# Large tanks inside top floor apartments



## eagl97 (Dec 26, 2006)

I'm thinking of getting a 135gal but I live in a top floor apartment. Does any one have any experinces with own a large tank in an apartment?


----------



## Aussie_cichlid (May 12, 2007)

i have had a pool table largest size they do ( the pro size things) weighed heaps as slate and every) we had that upstairs middle of the room (( house made of timber) and we had no issures,

i also had a 300littre tank against wall in same room.

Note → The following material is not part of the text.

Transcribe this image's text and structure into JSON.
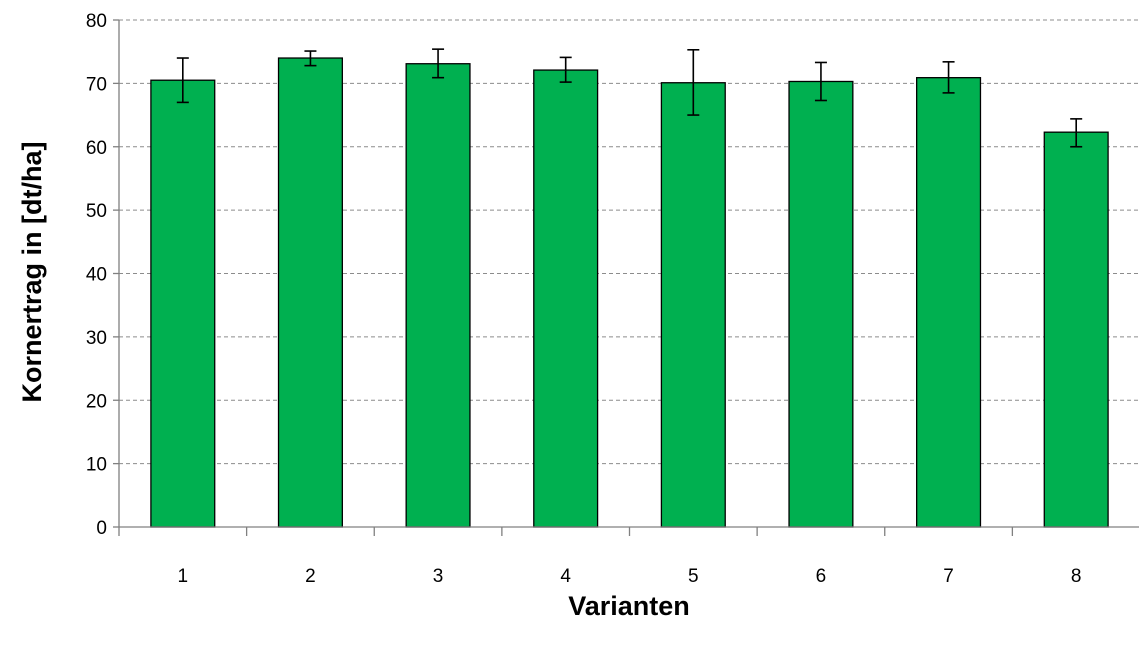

Id say its fine, aslong as its not some old run down rotting apartment


----------



## eagl97 (Dec 26, 2006)

no, it's a nice apartment


----------



## fumoffu (Apr 23, 2008)

check with the management, and check your renter's insurance if you feel like being cautions


----------



## Andrius (Feb 18, 2008)

well i live in 11th floor and have 55g and 65g in my living room, had no issues yet. I think that as long as you can keep your tank in good condition and leveled then you'll have no problems. Even better would be to get an acrylic tank, those don't brake as much as i know. good luck


----------



## redrider93 (May 2, 2008)

Seems to me that many newer apartment buildings would be made with concrete subfloors. If that's the case, you should be fine.


----------



## CDMOK (Mar 28, 2008)

My only concern would be having to move that thing eventually! Eeeeek


----------



## MalawiLover (Sep 12, 2006)

Check the renters info if they allow waterbeds. A kingsized water bed can weigh up to 1500lbs (not including and weight from a cabbinet style headboard). I know its distributed over a larger area, but it is a good place to start. There is also an article concerning tank weights and floorsin the library section


----------



## fishghost (Jul 27, 2003)

You should be fine...I have a 125 in my living room going on 4 years and have had no problems.


----------